Fans of the late Johnny Hallyday, "the French Elvis Presley", will be able to commemorate the sixth anniversary of his death with two songs never released before.

New songs mark sixth anniversary of French star Johnny Hallyday's death

Hallyday, blessed with a powerful husky voice and seemingly boundless energy, died in December 2017, aged 74, of lung cancer after a long music and acting career.

After an estimated 110 million records sold during his lifetime – making him one of the world’s best-selling singers -Hallyday’s success has continued unabated beyond his death.

Almost half of his current listeners on Spotify are under the age of 35, according to the streaming service, and a posthumous greatest hits collection of “France’s favourite rock’n’roller”, whose real name was Jean-Philippe Leo
Smet, sold more than half a million copies.

The two new songs, Un cri (A cry) and Grave-moi le coeur (Engrave my heart), are featured on two albums published by different labels which also contain already-known hits in remastered or symphonic versions.

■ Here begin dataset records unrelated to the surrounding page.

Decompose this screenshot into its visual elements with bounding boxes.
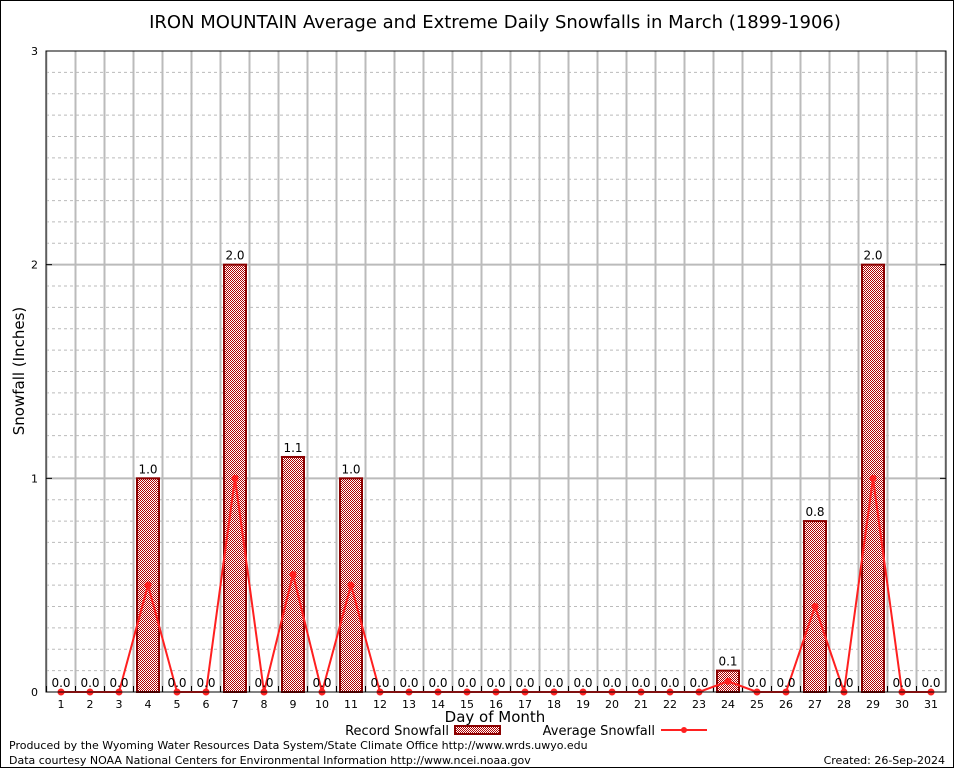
data-label: 1.0 [341,462,360,476]
data-label: 0.0 [399,676,418,690]
x-tick-label: 18 [547,698,561,711]
x-tick-label: 14 [431,698,445,711]
average-point [347,581,355,589]
x-tick-label: 17 [518,698,532,711]
data-label: 1.1 [283,441,302,455]
data-label: 0.0 [486,676,505,690]
x-tick-label: 8 [261,698,268,711]
x-tick-label: 22 [663,698,677,711]
data-label: 0.0 [544,676,563,690]
x-tick-label: 24 [721,698,735,711]
average-point [289,570,297,578]
footer-produced: Produced by the Wyoming Water Resources … [9,739,588,752]
x-tick-label: 3 [116,698,123,711]
x-tick-label: 19 [576,698,590,711]
data-label: 0.0 [515,676,534,690]
data-label: 0.0 [370,676,389,690]
x-tick-label: 12 [373,698,387,711]
x-tick-label: 31 [924,698,938,711]
footer-courtesy: Data courtesy NOAA National Centers for … [9,754,531,767]
average-point [724,677,732,685]
x-tick-label: 10 [315,698,329,711]
y-tick-label: 3 [31,45,38,58]
x-axis-label: Day of Month [445,708,546,726]
average-point [144,581,152,589]
x-tick-label: 27 [808,698,822,711]
data-label: 0.0 [51,676,70,690]
data-label: 0.8 [805,505,824,519]
data-label: 2.0 [225,249,244,263]
footer-created: Created: 26-Sep-2024 [824,754,945,767]
x-tick-label: 2 [87,698,94,711]
x-tick-label: 20 [605,698,619,711]
data-label: 0.0 [196,676,215,690]
legend-average-marker [681,727,687,733]
x-tick-label: 6 [203,698,210,711]
x-tick-label: 29 [866,698,880,711]
data-label: 0.0 [80,676,99,690]
y-axis-label: Snowfall (Inches) [10,307,28,435]
data-label: 0.0 [109,676,128,690]
x-tick-label: 5 [174,698,181,711]
x-tick-label: 28 [837,698,851,711]
data-label: 1.0 [138,462,157,476]
x-tick-label: 23 [692,698,706,711]
legend-record-swatch [454,725,501,735]
x-tick-label: 25 [750,698,764,711]
data-label: 0.0 [892,676,911,690]
data-label: 0.0 [776,676,795,690]
data-label: 0.0 [254,676,273,690]
data-label: 2.0 [863,249,882,263]
chart-title: IRON MOUNTAIN Average and Extreme Daily … [149,12,841,33]
data-label: 0.0 [457,676,476,690]
x-tick-label: 16 [489,698,503,711]
data-label: 0.0 [428,676,447,690]
data-label: 0.0 [631,676,650,690]
legend-record-label: Record Snowfall [345,724,449,739]
y-tick-label: 2 [31,259,38,272]
x-tick-label: 26 [779,698,793,711]
data-label: 0.0 [747,676,766,690]
data-label: 0.0 [660,676,679,690]
average-point [811,603,819,611]
x-tick-label: 4 [145,698,152,711]
data-label: 0.0 [312,676,331,690]
x-tick-label: 21 [634,698,648,711]
average-point [869,474,877,482]
x-tick-label: 7 [232,698,239,711]
x-tick-label: 11 [344,698,358,711]
x-tick-label: 13 [402,698,416,711]
plot-frame [45,50,947,693]
data-label: 0.0 [921,676,940,690]
y-tick-label: 1 [31,472,38,485]
data-label: 0.0 [689,676,708,690]
x-tick-label: 1 [58,698,65,711]
y-tick-label: 0 [31,686,38,699]
legend: Record Snowfall Average Snowfall [345,724,707,739]
data-label: 0.0 [573,676,592,690]
data-label: 0.0 [834,676,853,690]
average-point [231,474,239,482]
data-label: 0.0 [167,676,186,690]
x-tick-label: 30 [895,698,909,711]
data-label: 0.0 [602,676,621,690]
data-label: 0.1 [718,655,737,669]
legend-average-label: Average Snowfall [543,724,655,739]
x-tick-label: 9 [290,698,297,711]
x-tick-label: 15 [460,698,474,711]
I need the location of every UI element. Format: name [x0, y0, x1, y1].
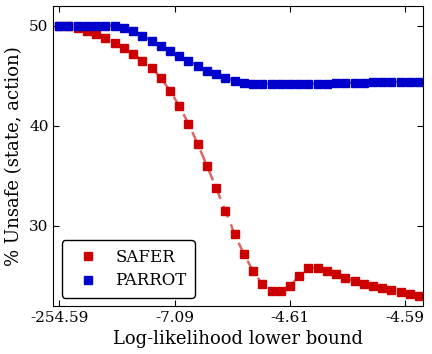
SAFER: [158, 75, 163, 80]
SAFER: [223, 209, 228, 213]
PARROT: [361, 81, 366, 85]
SAFER: [213, 186, 219, 190]
PARROT: [260, 81, 265, 86]
PARROT: [94, 23, 99, 28]
PARROT: [158, 44, 163, 48]
PARROT: [195, 63, 200, 68]
SAFER: [75, 25, 80, 30]
PARROT: [416, 80, 422, 84]
PARROT: [352, 81, 357, 85]
PARROT: [306, 81, 311, 86]
PARROT: [324, 81, 330, 86]
PARROT: [186, 58, 191, 63]
SAFER: [232, 232, 237, 236]
PARROT: [297, 81, 302, 86]
SAFER: [287, 284, 292, 288]
PARROT: [204, 69, 210, 73]
SAFER: [370, 284, 375, 288]
SAFER: [416, 294, 422, 298]
SAFER: [66, 23, 71, 28]
SAFER: [269, 289, 274, 293]
Y-axis label: % Unsafe (state, action): % Unsafe (state, action): [6, 46, 24, 266]
SAFER: [103, 35, 108, 40]
PARROT: [66, 23, 71, 28]
SAFER: [186, 122, 191, 126]
PARROT: [232, 79, 237, 83]
SAFER: [278, 289, 283, 293]
PARROT: [57, 23, 62, 28]
SAFER: [84, 28, 89, 33]
PARROT: [130, 28, 136, 33]
SAFER: [315, 266, 320, 270]
PARROT: [269, 81, 274, 86]
PARROT: [380, 80, 385, 84]
Line: SAFER: SAFER: [55, 22, 423, 300]
SAFER: [140, 58, 145, 63]
PARROT: [213, 72, 219, 76]
SAFER: [57, 23, 62, 28]
PARROT: [251, 81, 256, 86]
SAFER: [94, 32, 99, 36]
PARROT: [315, 81, 320, 86]
PARROT: [103, 23, 108, 28]
SAFER: [195, 142, 200, 146]
PARROT: [140, 34, 145, 38]
PARROT: [343, 81, 348, 85]
SAFER: [361, 282, 366, 286]
SAFER: [167, 88, 172, 93]
SAFER: [324, 269, 330, 273]
SAFER: [121, 46, 127, 50]
SAFER: [398, 290, 403, 294]
Line: PARROT: PARROT: [55, 22, 423, 87]
SAFER: [130, 52, 136, 56]
PARROT: [84, 23, 89, 28]
PARROT: [389, 80, 394, 84]
PARROT: [370, 80, 375, 84]
SAFER: [112, 40, 117, 45]
SAFER: [306, 266, 311, 270]
PARROT: [241, 81, 246, 85]
PARROT: [112, 23, 117, 28]
Legend: SAFER, PARROT: SAFER, PARROT: [62, 240, 195, 298]
PARROT: [287, 81, 292, 86]
PARROT: [177, 53, 182, 58]
PARROT: [407, 80, 413, 84]
SAFER: [241, 252, 246, 256]
SAFER: [407, 292, 413, 296]
SAFER: [389, 288, 394, 292]
SAFER: [177, 104, 182, 108]
PARROT: [278, 81, 283, 86]
PARROT: [121, 25, 127, 30]
SAFER: [380, 286, 385, 290]
PARROT: [398, 80, 403, 84]
SAFER: [204, 164, 210, 168]
SAFER: [334, 272, 339, 276]
SAFER: [352, 279, 357, 283]
PARROT: [223, 75, 228, 80]
SAFER: [251, 269, 256, 273]
SAFER: [260, 282, 265, 286]
PARROT: [75, 23, 80, 28]
X-axis label: Log-likelihood lower bound: Log-likelihood lower bound: [113, 330, 363, 348]
SAFER: [297, 274, 302, 278]
PARROT: [149, 39, 154, 43]
SAFER: [149, 65, 154, 70]
PARROT: [167, 48, 172, 53]
PARROT: [334, 81, 339, 85]
SAFER: [343, 276, 348, 280]
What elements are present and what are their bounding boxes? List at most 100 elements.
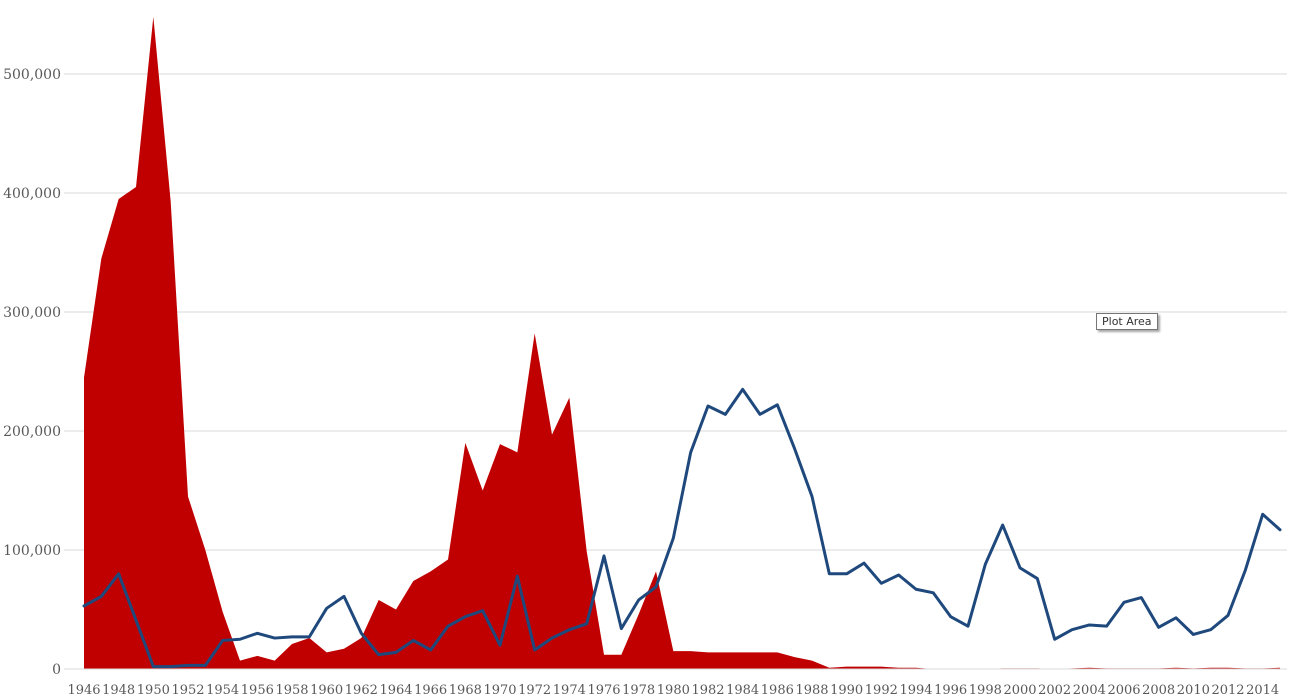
y-tick-label: 500,000 [3, 67, 61, 83]
x-tick-label: 1962 [345, 683, 378, 698]
line-point-1993 [898, 574, 899, 575]
area-point-1950 [153, 16, 154, 17]
x-tick-label: 2008 [1142, 683, 1175, 698]
x-tick-label: 2000 [1003, 683, 1036, 698]
x-tick-label: 1994 [899, 683, 932, 698]
area-point-1962 [361, 638, 362, 639]
line-point-1949 [136, 620, 137, 621]
area-point-1974 [569, 397, 570, 398]
line-point-1994 [916, 589, 917, 590]
x-tick-label: 1966 [414, 683, 447, 698]
line-point-2007 [1141, 597, 1142, 598]
area-point-1952 [188, 496, 189, 497]
area-series [84, 16, 1281, 669]
x-tick-label: 1980 [657, 683, 690, 698]
x-tick-label: 2002 [1038, 683, 1071, 698]
line-series-path [82, 387, 1282, 669]
y-tick-label: 300,000 [3, 305, 61, 321]
x-tick-label: 1950 [137, 683, 170, 698]
line-point-1984 [742, 389, 743, 390]
area-point-1986 [777, 652, 778, 653]
x-tick-label: 1954 [206, 683, 239, 698]
area-point-1978 [638, 614, 639, 615]
line-point-1977 [621, 628, 622, 629]
x-tick-label: 1978 [622, 683, 655, 698]
area-point-1954 [222, 611, 223, 612]
area-point-2004 [1089, 667, 1090, 668]
area-point-1993 [898, 667, 899, 668]
line-point-1946 [84, 605, 85, 606]
x-tick-label: 1986 [761, 683, 794, 698]
line-point-1948 [118, 573, 119, 574]
line-point-1996 [950, 616, 951, 617]
line-point-2003 [1072, 629, 1073, 630]
line-point-1982 [708, 406, 709, 407]
x-tick-label: 1974 [553, 683, 586, 698]
area-point-1970 [500, 444, 501, 445]
area-point-1983 [725, 652, 726, 653]
line-point-1981 [690, 452, 691, 453]
line-point-1986 [777, 404, 778, 405]
x-tick-label: 1972 [518, 683, 551, 698]
line-point-1955 [240, 639, 241, 640]
line-point-1951 [170, 666, 171, 667]
line-point-2011 [1210, 629, 1211, 630]
area-point-1985 [760, 652, 761, 653]
line-point-2005 [1106, 626, 1107, 627]
x-tick-label: 1952 [171, 683, 204, 698]
area-point-1972 [534, 333, 535, 334]
plot-area-tooltip: Plot Area [1096, 313, 1158, 330]
line-point-2008 [1158, 627, 1159, 628]
area-point-1987 [794, 657, 795, 658]
area-point-1963 [378, 599, 379, 600]
area-point-1980 [673, 651, 674, 652]
line-point-1997 [968, 626, 969, 627]
x-tick-label: 2014 [1246, 683, 1279, 698]
x-tick-label: 1988 [795, 683, 828, 698]
x-tick-label: 1990 [830, 683, 863, 698]
line-point-1954 [222, 640, 223, 641]
x-tick-label: 1984 [726, 683, 759, 698]
line-point-2015 [1280, 529, 1281, 530]
line-point-2013 [1245, 570, 1246, 571]
area-point-1965 [413, 580, 414, 581]
x-tick-label: 1946 [67, 683, 100, 698]
area-point-1971 [517, 452, 518, 453]
area-point-1956 [257, 655, 258, 656]
line-point-1990 [846, 573, 847, 574]
axes: 0 100,000 200,000 300,000 400,000 500,000 1946… [3, 67, 1287, 698]
line-point-2002 [1054, 639, 1055, 640]
line-point-2004 [1089, 624, 1090, 625]
line-point-1971 [517, 576, 518, 577]
line-series [82, 387, 1282, 669]
area-point-1967 [448, 559, 449, 560]
line-point-1968 [465, 616, 466, 617]
line-point-1987 [794, 448, 795, 449]
area-point-1947 [101, 258, 102, 259]
line-point-2012 [1228, 615, 1229, 616]
area-point-1969 [482, 490, 483, 491]
line-point-1952 [188, 665, 189, 666]
area-point-1975 [586, 551, 587, 552]
line-point-1979 [656, 586, 657, 587]
line-point-2000 [1020, 567, 1021, 568]
line-point-1964 [396, 652, 397, 653]
line-point-1947 [101, 596, 102, 597]
line-point-1995 [933, 592, 934, 593]
line-point-1991 [864, 563, 865, 564]
line-point-2006 [1124, 602, 1125, 603]
line-point-1988 [812, 496, 813, 497]
line-point-1989 [829, 573, 830, 574]
line-point-1985 [760, 414, 761, 415]
x-tick-label: 1956 [241, 683, 274, 698]
area-point-2015 [1280, 667, 1281, 668]
x-tick-label: 1968 [449, 683, 482, 698]
line-point-1972 [534, 649, 535, 650]
line-point-1950 [153, 666, 154, 667]
area-point-1955 [240, 660, 241, 661]
area-point-1946 [84, 377, 85, 378]
x-tick-label: 2006 [1107, 683, 1140, 698]
area-point-1988 [812, 660, 813, 661]
line-point-2009 [1176, 617, 1177, 618]
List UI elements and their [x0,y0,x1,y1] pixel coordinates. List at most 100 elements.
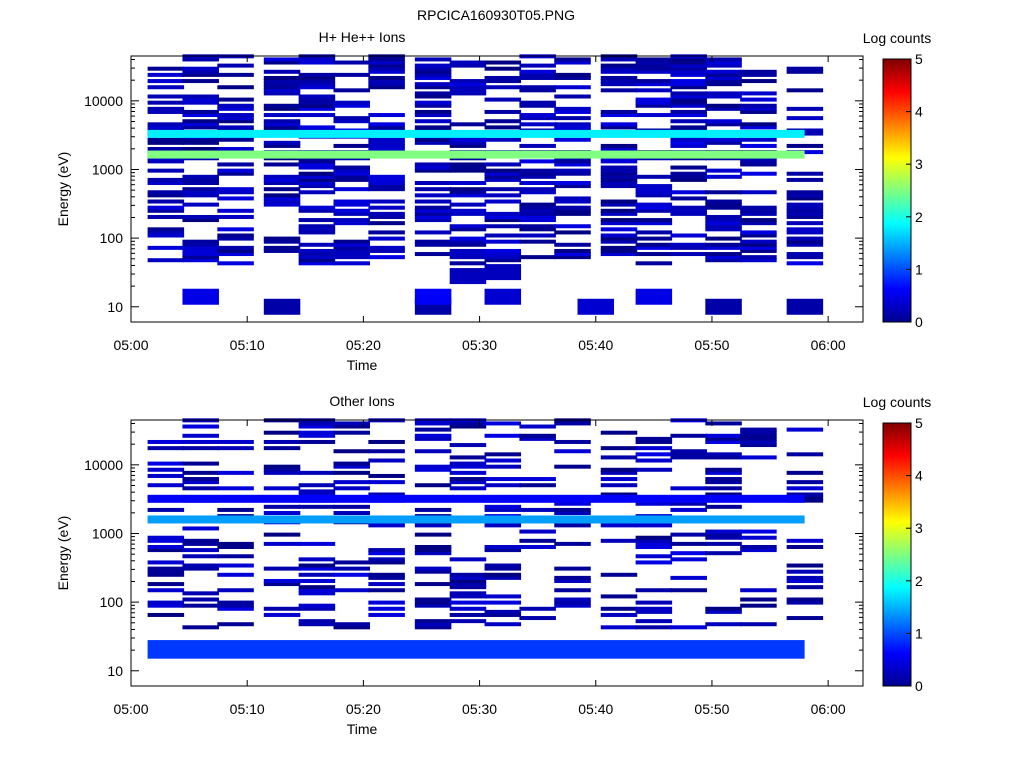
heatmap-cell [182,187,219,192]
heatmap-cell [519,143,556,148]
heatmap-cell [670,532,707,537]
heatmap-cell [147,168,185,173]
heatmap-cell [600,113,638,118]
heatmap-cell [414,91,452,96]
heatmap-cell [182,66,219,71]
heatmap-cell [786,150,824,155]
heatmap-cell [182,119,219,124]
heatmap-cell [333,572,371,577]
heatmap-cell [263,582,301,587]
colorbar [882,58,912,323]
heatmap-cell [182,69,219,74]
heatmap-cell [600,147,638,152]
heatmap-cell [449,202,487,207]
heatmap-cell [414,603,452,608]
heatmap-cell [600,69,638,74]
heatmap-cell [786,616,824,621]
heatmap-cell [263,196,301,201]
heatmap-cell [705,606,742,611]
heatmap-cell [635,560,673,565]
heatmap-cell [740,103,777,108]
heatmap-cell [705,551,742,556]
heatmap-cell [635,236,673,241]
heatmap-cell [670,541,707,546]
heatmap-cell [705,174,742,179]
heatmap-cell [263,122,301,127]
heatmap-cell [484,264,522,281]
heatmap-cell [449,582,487,587]
heatmap-cell [368,69,405,74]
heatmap-cell [263,119,301,124]
heatmap-cell [740,433,777,438]
heatmap-cell [368,248,405,253]
heatmap-cell [635,452,673,457]
heatmap-cell [298,606,336,611]
heatmap-cell [554,60,591,65]
heatmap-cell [519,214,556,219]
heatmap-cell [333,622,371,627]
heatmap-cell [635,436,673,441]
heatmap-cell [368,480,405,485]
heatmap-cell [263,470,301,475]
heatmap-cell [519,190,556,195]
heatmap-cell [484,109,522,114]
heatmap-cell [449,190,487,195]
heatmap-cell [786,544,824,549]
heatmap-cell [705,168,742,173]
heatmap-cell [449,242,487,247]
heatmap-cell [670,171,707,176]
y-tick-label: 100 [100,594,124,610]
heatmap-cell [298,165,336,170]
heatmap-cell [298,106,336,111]
heatmap-cell [182,79,219,84]
heatmap-cell [786,177,824,182]
heatmap-cell [554,421,591,426]
heatmap-cell [705,452,742,457]
heatmap-cell [333,566,371,571]
heatmap-cell [519,205,556,210]
heatmap-cell [705,529,742,534]
heatmap-cell [182,526,219,531]
heatmap-cell [182,439,219,444]
heatmap-cell [298,162,336,167]
heatmap-cell [740,137,777,142]
heatmap-cell [333,461,371,466]
heatmap-cell [182,433,219,438]
heatmap-cell [554,248,591,253]
heatmap-cell [635,541,673,546]
heatmap-cell [263,193,301,198]
heatmap-cell [600,245,638,250]
heatmap-cell [414,69,452,74]
heatmap-cell [147,483,185,488]
heatmap-cell [786,578,824,583]
heatmap-cell [670,190,707,195]
heatmap-cell [414,218,452,223]
heatmap-cell [740,221,777,226]
heatmap-cell [705,214,742,219]
heatmap-cell [147,159,185,164]
heatmap-cell [147,193,185,198]
heatmap-cell [577,298,615,315]
heatmap-cell [740,443,777,448]
heatmap-cell [217,252,254,257]
heatmap-cell [414,483,452,488]
heatmap-cell [484,433,522,438]
heatmap-cells [147,54,824,315]
heatmap-cell [705,421,742,426]
heatmap-cell [519,187,556,192]
heatmap-cell [519,544,556,549]
heatmap-cell [368,177,405,182]
heatmap-cell [414,252,452,257]
heatmap-cell [298,261,336,266]
heatmap-cell [705,255,742,260]
heatmap-cell [519,113,556,118]
heatmap-cell [182,477,219,482]
heatmap-cell [263,541,301,546]
heatmap-cell [414,600,452,605]
heatmap-cell [600,211,638,216]
heatmap-cell [484,252,522,257]
heatmap-cell [263,486,301,491]
heatmap-cell [449,578,487,583]
heatmap-cell [705,467,742,472]
heatmap-cell [333,261,371,266]
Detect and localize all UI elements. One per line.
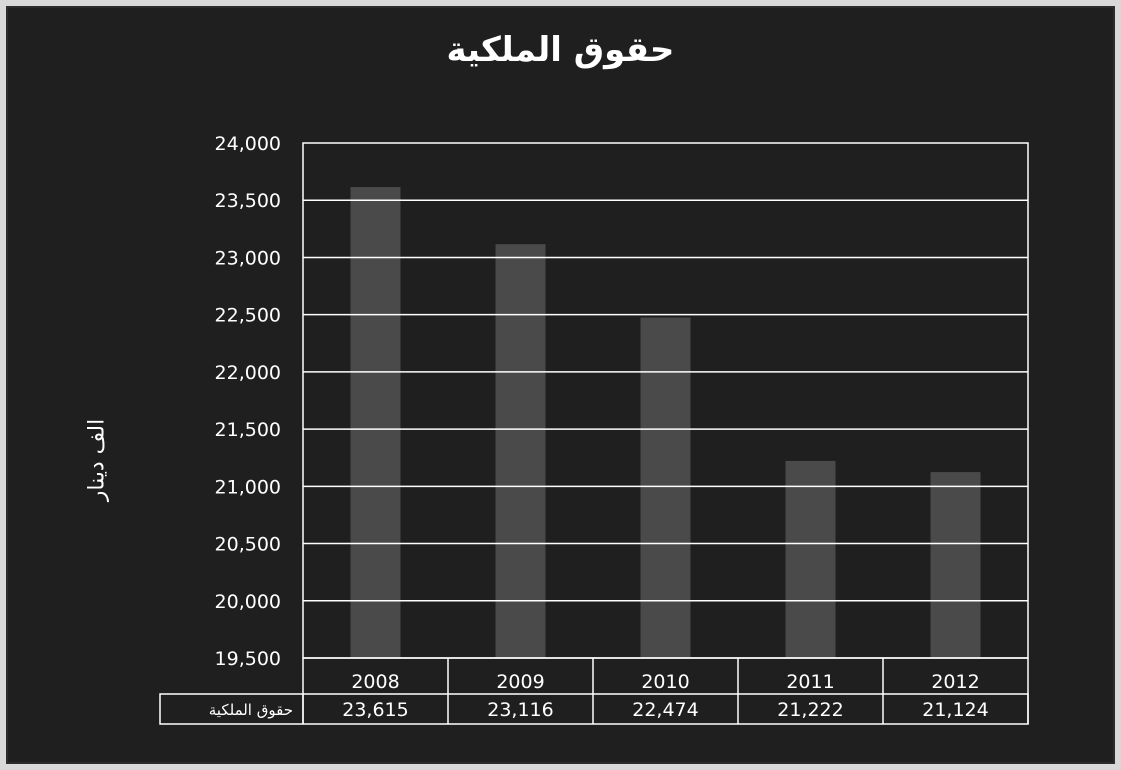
data-table-row (159, 693, 1029, 725)
y-tick-label: 23,500 (215, 190, 281, 212)
bar-2010 (640, 317, 691, 658)
data-table-series-label: حقوق الملكية (209, 701, 293, 719)
y-tick-label: 23,000 (215, 247, 281, 269)
y-tick-label: 24,000 (215, 133, 281, 155)
y-tick-label: 22,000 (215, 362, 281, 384)
bar-2011 (785, 460, 836, 658)
data-label-2009: 23,116 (487, 699, 553, 721)
chart-title: حقوق الملكية (446, 30, 675, 70)
y-tick-label: 21,000 (215, 476, 281, 498)
y-tick-label: 21,500 (215, 419, 281, 441)
data-label-2011: 21,222 (777, 699, 843, 721)
chart-frame (6, 6, 1115, 764)
y-tick-label: 19,500 (215, 648, 281, 670)
x-tick-label-2011: 2011 (786, 671, 834, 693)
y-tick-label: 22,500 (215, 305, 281, 327)
data-label-2012: 21,124 (922, 699, 988, 721)
bar-2008 (350, 187, 401, 658)
x-tick-label-2010: 2010 (641, 671, 689, 693)
x-tick-label-2009: 2009 (496, 671, 544, 693)
x-tick-label-2012: 2012 (931, 671, 979, 693)
data-label-2010: 22,474 (632, 699, 698, 721)
y-tick-label: 20,500 (215, 534, 281, 556)
y-tick-label: 20,000 (215, 591, 281, 613)
bar-2009 (495, 244, 546, 658)
bar-2012 (930, 472, 981, 658)
data-label-2008: 23,615 (342, 699, 408, 721)
x-tick-label-2008: 2008 (351, 671, 399, 693)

Un cri was written in 2017 by guitarist and producer Maxim Nucci – better known as Yodelice – who worked with Hallyday during the singer’s final years.

At the time Hallyday had just learned that his cancer had returned, and he “felt the need to make music outside the framework of an album,” Yodelice told reporters this week.

Hallyday recorded a demo version of the song, accompanied only by an acoustic blues guitar, but never brought it to full production.

Sensing the fans’ unbroken love for Hallyday, Yodelice decided to finish the job.

He separated the voice track from the guitar which he felt was too tame, and arranged a rockier, full-band accompaniment.

“It felt like I was playing with my buddy,” he said.

The second song, Grave-moi le coeur, is to be published in December under the artistic responsibility of another of the singer’s close collaborators, the arranger Yvan Cassar.

Hallyday recorded the song – a French version of Elvis’s Love Me Tender – with a view to performing it at a 1996 show in Las Vegas.

But in the end he did not play it live, opting instead for the original English-language version, and did not include it in any album.

“This may sound crazy, but the song was on a rehearsal tape that had never been digitalised,” Cassar told AFP.

The new songs are unlikely to be the last of new Hallyday tunes to delight fans, a source with knowledge of his work said. “There’s still a huge mass of recordings out there spanning his whole career,” the source said.